Step-by-step explanation:

To calculate the Present Worth of Annuity (PWA) for the fall protection system A, we will consider the initial cost, salvage value, useful life, and the interest rate provided.

The formula for the Present Worth of Annuity (PWA) considering linear depreciation is PWA = P - (S / (1+i)^n) + (S / i), where P is the initial cost, S is the salvage value, i is the interest rate per period, and n is the number of periods (in this case, years).

Using the provided data for System A: P = $5000, S = $1200, i = 7% or 0.07, and n = 4 years. Applying the formula, we get PWA = $5000 - ($1200 / (1+0.07)^4) + ($1200 / 0.07). Calculating the values gives us PWA = $5000 - $893.09 + $17142.86 = $12249.77 (negative because it's a cost).
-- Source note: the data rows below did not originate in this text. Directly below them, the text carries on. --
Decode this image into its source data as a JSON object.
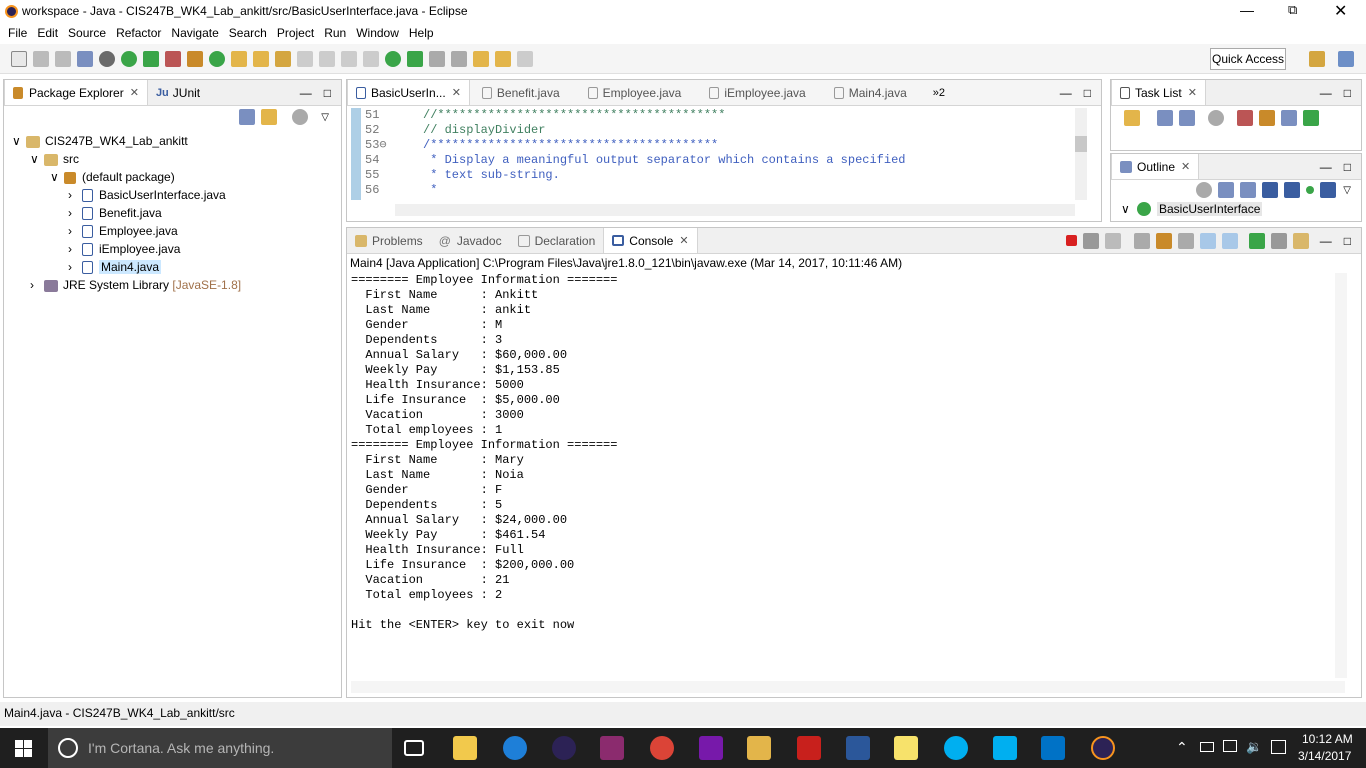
{
  "window": {
    "title": "workspace - Java - CIS247B_WK4_Lab_ankitt/src/BasicUserInterface.java - Eclipse"
  },
  "menu": [
    "File",
    "Edit",
    "Source",
    "Refactor",
    "Navigate",
    "Search",
    "Project",
    "Run",
    "Window",
    "Help"
  ],
  "quick_access": "Quick Access",
  "package_explorer": {
    "tabs": [
      "Package Explorer",
      "JUnit"
    ],
    "project": "CIS247B_WK4_Lab_ankitt",
    "src": "src",
    "package": "(default package)",
    "files": [
      "BasicUserInterface.java",
      "Benefit.java",
      "Employee.java",
      "iEmployee.java",
      "Main4.java"
    ],
    "jre": "JRE System Library",
    "jre_version": "[JavaSE-1.8]"
  },
  "editor": {
    "tabs": [
      "BasicUserIn...",
      "Benefit.java",
      "Employee.java",
      "iEmployee.java",
      "Main4.java"
    ],
    "overflow": "»2",
    "lines": [
      {
        "n": "51",
        "text": "//****************************************"
      },
      {
        "n": "52",
        "text": "// displayDivider"
      },
      {
        "n": "53⊖",
        "text": "/****************************************"
      },
      {
        "n": "54",
        "text": " * Display a meaningful output separator which contains a specified"
      },
      {
        "n": "55",
        "text": " * text sub-string."
      },
      {
        "n": "56",
        "text": " *"
      }
    ]
  },
  "task_list": {
    "tab": "Task List"
  },
  "outline": {
    "tab": "Outline",
    "item": "BasicUserInterface"
  },
  "console": {
    "tabs": [
      "Problems",
      "Javadoc",
      "Declaration",
      "Console"
    ],
    "header": "Main4 [Java Application] C:\\Program Files\\Java\\jre1.8.0_121\\bin\\javaw.exe (Mar 14, 2017, 10:11:46 AM)",
    "lines": [
      "======== Employee Information =======",
      "  First Name      : Ankitt",
      "  Last Name       : ankit",
      "  Gender          : M",
      "  Dependents      : 3",
      "  Annual Salary   : $60,000.00",
      "  Weekly Pay      : $1,153.85",
      "  Health Insurance: 5000",
      "  Life Insurance  : $5,000.00",
      "  Vacation        : 3000",
      "  Total employees : 1",
      "======== Employee Information =======",
      "  First Name      : Mary",
      "  Last Name       : Noia",
      "  Gender          : F",
      "  Dependents      : 5",
      "  Annual Salary   : $24,000.00",
      "  Weekly Pay      : $461.54",
      "  Health Insurance: Full",
      "  Life Insurance  : $200,000.00",
      "  Vacation        : 21",
      "  Total employees : 2",
      "",
      "Hit the <ENTER> key to exit now"
    ]
  },
  "status": "Main4.java - CIS247B_WK4_Lab_ankitt/src",
  "taskbar": {
    "search": "I'm Cortana. Ask me anything.",
    "time": "10:12 AM",
    "date": "3/14/2017"
  }
}
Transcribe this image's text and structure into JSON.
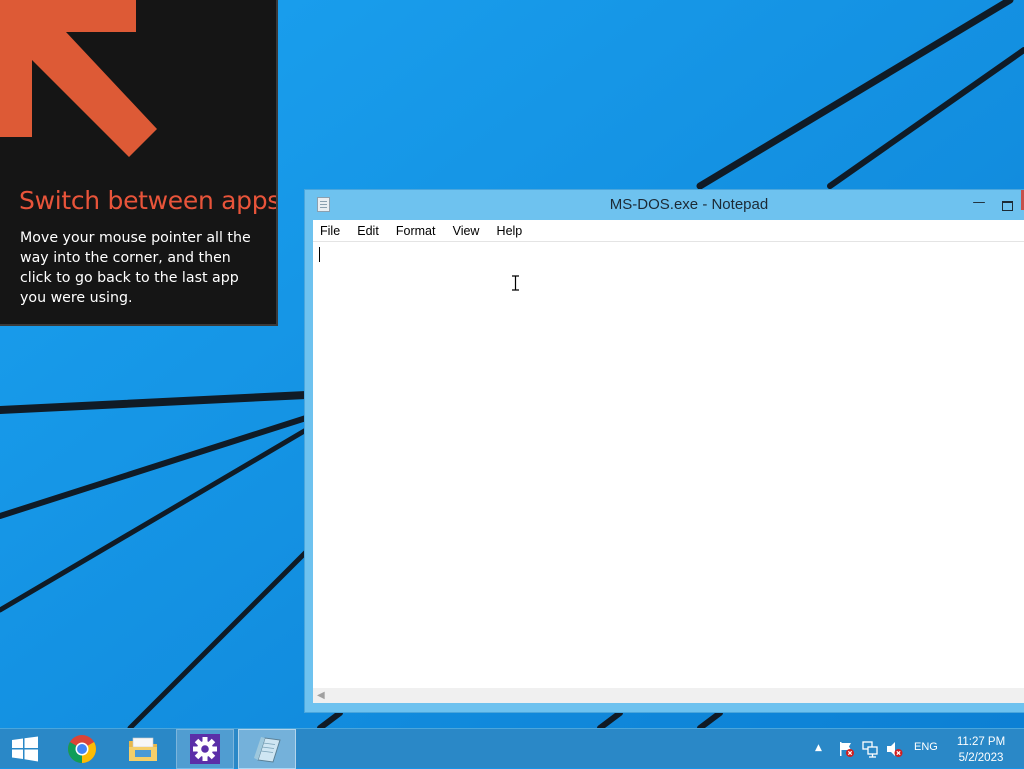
{
  "colors": {
    "desktop_bg": "#1593e6",
    "tip_bg": "#151515",
    "tip_accent": "#e8543a",
    "window_frame": "#6ec2ef",
    "taskbar": "#2a88c7",
    "close_button": "#c7504c"
  },
  "tip": {
    "title": "Switch between apps",
    "body": "Move your mouse pointer all the way into the corner, and then click to go back to the last app you were using.",
    "icon": "arrow-up-left-icon"
  },
  "notepad": {
    "title": "MS-DOS.exe - Notepad",
    "menu": [
      "File",
      "Edit",
      "Format",
      "View",
      "Help"
    ],
    "content": "",
    "icons": {
      "app": "notepad-icon",
      "minimize": "minimize-icon",
      "maximize": "maximize-icon",
      "close": "close-icon"
    }
  },
  "taskbar": {
    "buttons": [
      {
        "name": "start",
        "icon": "windows-logo-icon"
      },
      {
        "name": "chrome",
        "icon": "chrome-icon"
      },
      {
        "name": "file-explorer",
        "icon": "folder-icon"
      },
      {
        "name": "settings",
        "icon": "gear-icon"
      },
      {
        "name": "notepad",
        "icon": "notepad-icon",
        "active": true
      }
    ],
    "tray": {
      "show_hidden": "▲",
      "icons": [
        "action-center-flag-icon",
        "network-icon",
        "volume-muted-icon"
      ],
      "language": "ENG",
      "time": "11:27 PM",
      "date": "5/2/2023"
    }
  }
}
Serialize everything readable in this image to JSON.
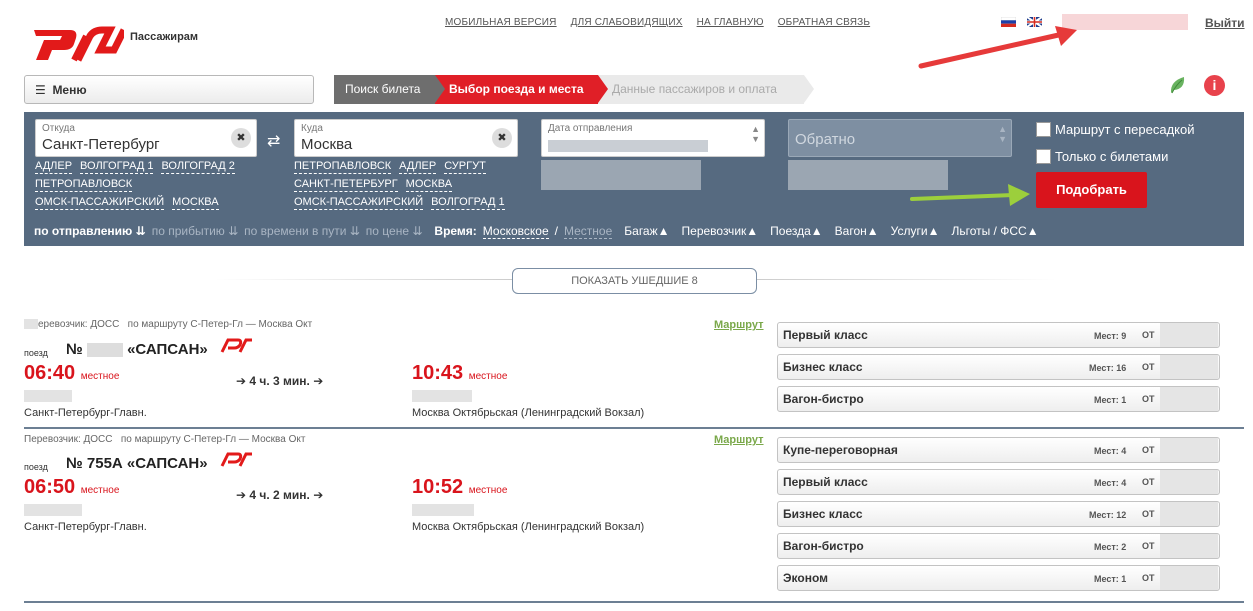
{
  "header": {
    "logo_text": "Пассажирам",
    "links": [
      "МОБИЛЬНАЯ ВЕРСИЯ",
      "ДЛЯ СЛАБОВИДЯЩИХ",
      "НА ГЛАВНУЮ",
      "ОБРАТНАЯ СВЯЗЬ"
    ],
    "logout": "Выйти"
  },
  "menu": {
    "label": "Меню",
    "icon": "hamburger-icon"
  },
  "steps": [
    {
      "label": "Поиск билета",
      "state": "done",
      "color": "#6e6e6e"
    },
    {
      "label": "Выбор поезда и места",
      "state": "active",
      "color": "#e01f27"
    },
    {
      "label": "Данные пассажиров и оплата",
      "state": "pending",
      "color": "#eaeaea"
    }
  ],
  "search": {
    "from": {
      "label": "Откуда",
      "value": "Санкт-Петербург",
      "suggestions": [
        "АДЛЕР",
        "ВОЛГОГРАД 1",
        "ВОЛГОГРАД 2",
        "ПЕТРОПАВЛОВСК",
        "ОМСК-ПАССАЖИРСКИЙ",
        "МОСКВА"
      ]
    },
    "to": {
      "label": "Куда",
      "value": "Москва",
      "suggestions": [
        "ПЕТРОПАВЛОВСК",
        "АДЛЕР",
        "СУРГУТ",
        "САНКТ-ПЕТЕРБУРГ",
        "МОСКВА",
        "ОМСК-ПАССАЖИРСКИЙ",
        "ВОЛГОГРАД 1"
      ]
    },
    "date": {
      "label": "Дата отправления"
    },
    "back": {
      "placeholder": "Обратно"
    },
    "with_transfer": "Маршрут с пересадкой",
    "only_with_tickets": "Только с билетами",
    "submit": "Подобрать"
  },
  "sortbar": {
    "by_departure": "по отправлению",
    "by_arrival": "по прибытию",
    "by_travel_time": "по времени в пути",
    "by_price": "по цене",
    "time_label": "Время:",
    "time_moscow": "Московское",
    "time_separator": "/",
    "time_local": "Местное",
    "filters": [
      "Багаж",
      "Перевозчик",
      "Поезда",
      "Вагон",
      "Услуги",
      "Льготы / ФСС"
    ]
  },
  "show_gone": "ПОКАЗАТЬ УШЕДШИЕ 8",
  "trains": [
    {
      "carrier": "еревозчик: ДОСС",
      "route": "по маршруту С-Петер-Гл — Москва Окт",
      "route_link": "Маршрут",
      "poezd_label": "поезд",
      "number_prefix": "№",
      "name": "«САПСАН»",
      "dep_time": "06:40",
      "dep_note": "местное",
      "duration": "4 ч. 3 мин.",
      "arr_time": "10:43",
      "arr_note": "местное",
      "dep_station": "Санкт-Петербург-Главн.",
      "arr_station": "Москва Октябрьская (Ленинградский Вокзал)",
      "classes": [
        {
          "name": "Первый класс",
          "seats": "Мест: 9",
          "ot": "ОТ"
        },
        {
          "name": "Бизнес класс",
          "seats": "Мест: 16",
          "ot": "ОТ"
        },
        {
          "name": "Вагон-бистро",
          "seats": "Мест: 1",
          "ot": "ОТ"
        }
      ]
    },
    {
      "carrier": "Перевозчик: ДОСС",
      "route": "по маршруту С-Петер-Гл — Москва Окт",
      "route_link": "Маршрут",
      "poezd_label": "поезд",
      "number_prefix": "№ 755А",
      "name": "«САПСАН»",
      "dep_time": "06:50",
      "dep_note": "местное",
      "duration": "4 ч. 2 мин.",
      "arr_time": "10:52",
      "arr_note": "местное",
      "dep_station": "Санкт-Петербург-Главн.",
      "arr_station": "Москва Октябрьская (Ленинградский Вокзал)",
      "classes": [
        {
          "name": "Купе-переговорная",
          "seats": "Мест: 4",
          "ot": "ОТ"
        },
        {
          "name": "Первый класс",
          "seats": "Мест: 4",
          "ot": "ОТ"
        },
        {
          "name": "Бизнес класс",
          "seats": "Мест: 12",
          "ot": "ОТ"
        },
        {
          "name": "Вагон-бистро",
          "seats": "Мест: 2",
          "ot": "ОТ"
        },
        {
          "name": "Эконом",
          "seats": "Мест: 1",
          "ot": "ОТ"
        }
      ]
    }
  ]
}
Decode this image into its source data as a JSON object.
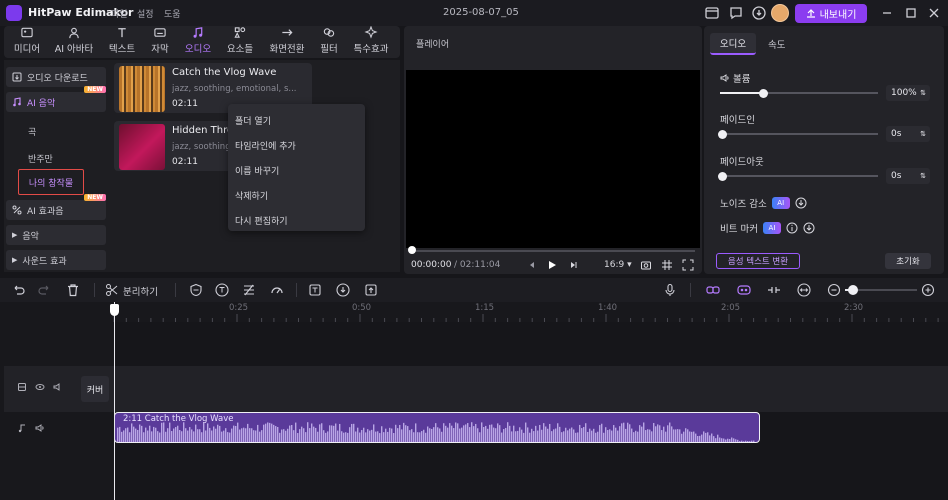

However, since we know that the PWA for a four-year period with a 7% interest rate and one period per year is equal to the annuity factor for four years at 7%, multiplied by the annual uniform cost (if we assume an equal annual expense).

Therefore, we also need to calculate the annual uniform cost, which is the annual equivalent of the initial cost minus the salvage value. This value would be (P - S) / (PWA factor for 4 years at 7%), which needs to be subtracted from the initial cost, added to the salvage value divided by the annuity factor for salvage value.

To find the accurate PWA, more detailed calculations and the correct methodology for applying the annuity factor needs to be used.

The options provided do not match the preliminary calculation we did here. If the annuity factor for 4 years at 7% and further instructions for the calculation were provided, an exact PWA for System A could be given.

For now, the PWA cannot be accurately determined from the information provided, and we apologize for any inconvenience this may have caused.